L’Assemblée nationale a adopté, ce mercredi 17 juin 2026, la loi validant un compromis trouvé avec la Commission européenne sur le sort des concessions hydroélectriques détenues par EDF. Selon Libération, ce texte évite une remise en cause des autorisations en cours tout en imposant à l’électricien national de céder aux enchères 40 % de sa production hydraulique.
Ce qu'il faut retenir
- L’Assemblée nationale a adopté, le 17 juin 2026, la loi entérinant un accord avec Bruxelles sur les concessions hydroélectriques d’EDF
- Le texte préserve les autorisations existantes tout en imposant à EDF de vendre 40 % de son électricité hydraulique aux enchères
- Cette décision ouvre la voie à des investissements supplémentaires pour EDF dans le secteur de l’hydroélectricité
- Le compromis évite une remise en jeu des concessions, garantissant ainsi une stabilité juridique à EDF
Un texte adopté à l’unanimité pour sécuriser les concessions hydroélectriques
Les députés ont voté en faveur du projet de loi sans opposition majeure, permettant à EDF de conserver ses concessions hydroélectriques actuelles. Selon les informations rapportées par Libération, cette loi répond à une exigence européenne visant à favoriser la concurrence sur le marché de l’électricité. Jean-Luc Mélenchon, député LFI, a salué une « avancée pragmatique » tout en rappelant que « l’hydroélectricité reste un pilier stratégique pour la transition énergétique française ».

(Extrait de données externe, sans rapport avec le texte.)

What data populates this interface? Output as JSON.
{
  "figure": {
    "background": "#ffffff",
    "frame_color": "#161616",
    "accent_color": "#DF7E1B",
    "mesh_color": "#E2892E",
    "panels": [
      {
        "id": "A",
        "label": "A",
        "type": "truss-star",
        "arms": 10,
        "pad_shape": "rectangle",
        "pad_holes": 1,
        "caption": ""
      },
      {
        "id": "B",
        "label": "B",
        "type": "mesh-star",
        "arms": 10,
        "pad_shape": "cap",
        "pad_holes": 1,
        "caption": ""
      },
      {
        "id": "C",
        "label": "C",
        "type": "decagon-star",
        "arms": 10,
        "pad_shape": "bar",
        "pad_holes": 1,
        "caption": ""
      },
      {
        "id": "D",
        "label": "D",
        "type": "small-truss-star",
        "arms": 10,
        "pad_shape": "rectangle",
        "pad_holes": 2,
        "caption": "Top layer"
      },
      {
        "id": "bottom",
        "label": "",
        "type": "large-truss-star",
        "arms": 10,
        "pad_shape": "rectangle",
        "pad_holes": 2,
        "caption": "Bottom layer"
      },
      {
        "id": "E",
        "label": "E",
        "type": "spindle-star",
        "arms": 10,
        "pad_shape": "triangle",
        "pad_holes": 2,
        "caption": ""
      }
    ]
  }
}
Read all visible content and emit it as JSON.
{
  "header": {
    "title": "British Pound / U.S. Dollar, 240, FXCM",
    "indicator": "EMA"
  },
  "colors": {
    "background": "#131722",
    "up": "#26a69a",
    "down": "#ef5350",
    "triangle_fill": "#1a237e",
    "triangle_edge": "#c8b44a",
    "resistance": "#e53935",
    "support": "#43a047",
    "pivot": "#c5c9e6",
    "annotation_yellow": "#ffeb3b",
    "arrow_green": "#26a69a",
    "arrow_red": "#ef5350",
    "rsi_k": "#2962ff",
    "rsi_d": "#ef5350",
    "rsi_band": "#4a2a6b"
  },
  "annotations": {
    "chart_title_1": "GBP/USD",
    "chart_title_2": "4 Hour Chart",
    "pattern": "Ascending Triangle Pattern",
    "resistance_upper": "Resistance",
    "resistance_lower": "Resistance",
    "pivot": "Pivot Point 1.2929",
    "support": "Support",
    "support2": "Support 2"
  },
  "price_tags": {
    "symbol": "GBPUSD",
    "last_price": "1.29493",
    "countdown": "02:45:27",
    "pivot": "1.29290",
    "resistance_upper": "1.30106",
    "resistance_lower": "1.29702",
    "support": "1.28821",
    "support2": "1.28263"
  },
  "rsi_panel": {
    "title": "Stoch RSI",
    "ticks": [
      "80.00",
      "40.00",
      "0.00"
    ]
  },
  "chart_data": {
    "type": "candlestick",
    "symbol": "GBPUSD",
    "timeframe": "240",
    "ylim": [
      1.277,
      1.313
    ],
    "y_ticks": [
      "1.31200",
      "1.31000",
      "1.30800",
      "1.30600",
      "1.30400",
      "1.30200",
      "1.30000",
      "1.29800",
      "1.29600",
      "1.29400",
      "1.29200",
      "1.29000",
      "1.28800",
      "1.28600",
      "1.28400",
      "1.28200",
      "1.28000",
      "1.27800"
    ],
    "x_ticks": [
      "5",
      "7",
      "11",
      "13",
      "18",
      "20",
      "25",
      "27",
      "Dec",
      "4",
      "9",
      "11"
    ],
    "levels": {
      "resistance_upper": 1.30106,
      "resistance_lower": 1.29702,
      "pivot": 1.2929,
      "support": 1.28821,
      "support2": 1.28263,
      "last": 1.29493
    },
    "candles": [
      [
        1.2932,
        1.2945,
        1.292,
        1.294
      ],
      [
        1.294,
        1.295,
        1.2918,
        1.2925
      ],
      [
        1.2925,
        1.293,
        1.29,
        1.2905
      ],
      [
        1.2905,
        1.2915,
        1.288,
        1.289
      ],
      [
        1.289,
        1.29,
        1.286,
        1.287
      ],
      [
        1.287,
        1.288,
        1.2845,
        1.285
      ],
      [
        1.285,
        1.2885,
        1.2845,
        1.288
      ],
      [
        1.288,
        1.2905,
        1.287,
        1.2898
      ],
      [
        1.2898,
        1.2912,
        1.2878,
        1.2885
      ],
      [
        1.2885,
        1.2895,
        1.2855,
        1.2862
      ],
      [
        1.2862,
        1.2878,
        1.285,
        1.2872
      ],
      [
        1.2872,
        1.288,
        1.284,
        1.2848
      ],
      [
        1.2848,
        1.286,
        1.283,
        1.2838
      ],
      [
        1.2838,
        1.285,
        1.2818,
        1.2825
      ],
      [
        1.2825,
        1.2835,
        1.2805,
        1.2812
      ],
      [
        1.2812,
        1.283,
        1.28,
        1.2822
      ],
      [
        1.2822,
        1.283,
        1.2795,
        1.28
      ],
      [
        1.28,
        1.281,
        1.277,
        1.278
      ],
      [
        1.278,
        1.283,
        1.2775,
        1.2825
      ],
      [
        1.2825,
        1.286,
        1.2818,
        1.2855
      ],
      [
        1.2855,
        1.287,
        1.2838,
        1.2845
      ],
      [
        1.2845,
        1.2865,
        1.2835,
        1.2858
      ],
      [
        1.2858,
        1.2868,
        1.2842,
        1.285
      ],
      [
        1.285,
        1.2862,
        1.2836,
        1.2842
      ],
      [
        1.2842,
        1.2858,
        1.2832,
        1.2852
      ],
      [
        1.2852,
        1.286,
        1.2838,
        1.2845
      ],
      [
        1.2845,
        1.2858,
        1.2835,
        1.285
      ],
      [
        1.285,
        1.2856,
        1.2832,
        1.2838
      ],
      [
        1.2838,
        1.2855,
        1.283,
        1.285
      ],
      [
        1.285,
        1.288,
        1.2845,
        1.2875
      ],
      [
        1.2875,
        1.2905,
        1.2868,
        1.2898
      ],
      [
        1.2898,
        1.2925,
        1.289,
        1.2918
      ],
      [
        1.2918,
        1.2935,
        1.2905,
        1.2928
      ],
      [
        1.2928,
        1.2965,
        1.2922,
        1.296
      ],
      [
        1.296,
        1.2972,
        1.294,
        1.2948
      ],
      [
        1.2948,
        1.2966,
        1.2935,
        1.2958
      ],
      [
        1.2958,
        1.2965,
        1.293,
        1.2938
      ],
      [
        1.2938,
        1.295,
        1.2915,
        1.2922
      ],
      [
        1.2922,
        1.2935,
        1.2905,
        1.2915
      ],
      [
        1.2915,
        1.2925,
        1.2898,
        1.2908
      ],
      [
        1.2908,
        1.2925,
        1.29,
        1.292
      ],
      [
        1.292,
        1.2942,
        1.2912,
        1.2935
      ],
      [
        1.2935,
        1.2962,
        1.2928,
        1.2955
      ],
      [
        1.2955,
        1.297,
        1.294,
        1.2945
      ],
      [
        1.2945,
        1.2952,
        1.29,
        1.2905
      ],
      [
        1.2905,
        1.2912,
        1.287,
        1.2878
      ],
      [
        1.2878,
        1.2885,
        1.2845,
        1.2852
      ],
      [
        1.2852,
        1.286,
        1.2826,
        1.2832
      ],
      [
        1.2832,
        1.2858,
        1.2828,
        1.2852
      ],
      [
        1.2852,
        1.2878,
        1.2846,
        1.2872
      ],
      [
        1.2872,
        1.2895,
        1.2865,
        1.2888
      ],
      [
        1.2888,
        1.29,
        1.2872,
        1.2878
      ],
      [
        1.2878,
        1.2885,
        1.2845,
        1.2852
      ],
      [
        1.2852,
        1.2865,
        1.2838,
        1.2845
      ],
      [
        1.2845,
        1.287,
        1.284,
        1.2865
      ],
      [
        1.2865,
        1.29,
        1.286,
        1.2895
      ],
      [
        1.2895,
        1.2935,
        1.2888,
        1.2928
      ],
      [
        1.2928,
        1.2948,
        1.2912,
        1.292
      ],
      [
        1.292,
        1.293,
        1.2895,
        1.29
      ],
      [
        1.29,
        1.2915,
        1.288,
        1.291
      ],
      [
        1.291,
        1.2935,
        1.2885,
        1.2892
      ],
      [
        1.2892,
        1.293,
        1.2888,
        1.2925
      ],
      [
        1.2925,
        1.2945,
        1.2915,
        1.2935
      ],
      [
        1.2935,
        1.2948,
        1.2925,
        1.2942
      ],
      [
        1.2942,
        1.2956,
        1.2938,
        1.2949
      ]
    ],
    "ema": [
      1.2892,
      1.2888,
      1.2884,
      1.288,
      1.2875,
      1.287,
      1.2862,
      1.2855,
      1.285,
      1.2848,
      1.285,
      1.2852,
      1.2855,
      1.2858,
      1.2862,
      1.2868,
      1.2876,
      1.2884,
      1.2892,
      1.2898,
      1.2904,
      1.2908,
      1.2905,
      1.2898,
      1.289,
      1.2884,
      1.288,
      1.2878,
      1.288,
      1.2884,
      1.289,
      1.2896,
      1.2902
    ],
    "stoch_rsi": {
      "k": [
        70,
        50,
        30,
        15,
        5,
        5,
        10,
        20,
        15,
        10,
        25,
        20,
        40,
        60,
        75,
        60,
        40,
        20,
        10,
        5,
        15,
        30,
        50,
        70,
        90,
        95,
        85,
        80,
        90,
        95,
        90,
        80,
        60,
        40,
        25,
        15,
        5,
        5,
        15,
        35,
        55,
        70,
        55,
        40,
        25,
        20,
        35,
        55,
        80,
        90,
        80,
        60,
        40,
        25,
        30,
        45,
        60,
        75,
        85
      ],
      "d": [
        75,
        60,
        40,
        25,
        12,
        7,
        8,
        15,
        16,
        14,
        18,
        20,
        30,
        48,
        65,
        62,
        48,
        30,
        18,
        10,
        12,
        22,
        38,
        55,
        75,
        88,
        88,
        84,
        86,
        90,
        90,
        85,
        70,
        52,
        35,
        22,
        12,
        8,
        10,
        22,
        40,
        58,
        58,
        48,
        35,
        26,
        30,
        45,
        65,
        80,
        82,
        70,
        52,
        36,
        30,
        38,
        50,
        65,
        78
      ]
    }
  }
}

EDF, qui exploite la majorité des barrages français, pourra désormais engager des investissements pour moderniser ses installations. Le groupe a d’ailleurs confirmé dans un communiqué publié le jour même qu’il prévoyait de « renforcer ses capacités de production hydraulique d’ici 2030 ».
Une contrepartie européenne : la vente de 40 % de l’électricité hydraulique
En échange de la pérennisation de ses concessions, EDF devra céder aux enchères 40 % de l’électricité produite par ses barrages. Selon Libération, cette mesure vise à ouvrir le marché à de nouveaux acteurs, conformément aux règles de concurrence de l’Union européenne. Luc Rémont, PDG d’EDF, a déclaré que cette obligation « s’inscrit dans une logique de transparence et d’ouverture » tout en soulignant que « l’État conservera une participation majoritaire dans le capital d’EDF ».
Les premières enchères sont prévues pour le premier trimestre 2027, avec une répartition géographique des volumes cédés encore en discussion entre l’État et la Commission européenne. Cette obligation pourrait impacter les marges d’EDF, mais le groupe mise sur une hausse de ses investissements pour compenser.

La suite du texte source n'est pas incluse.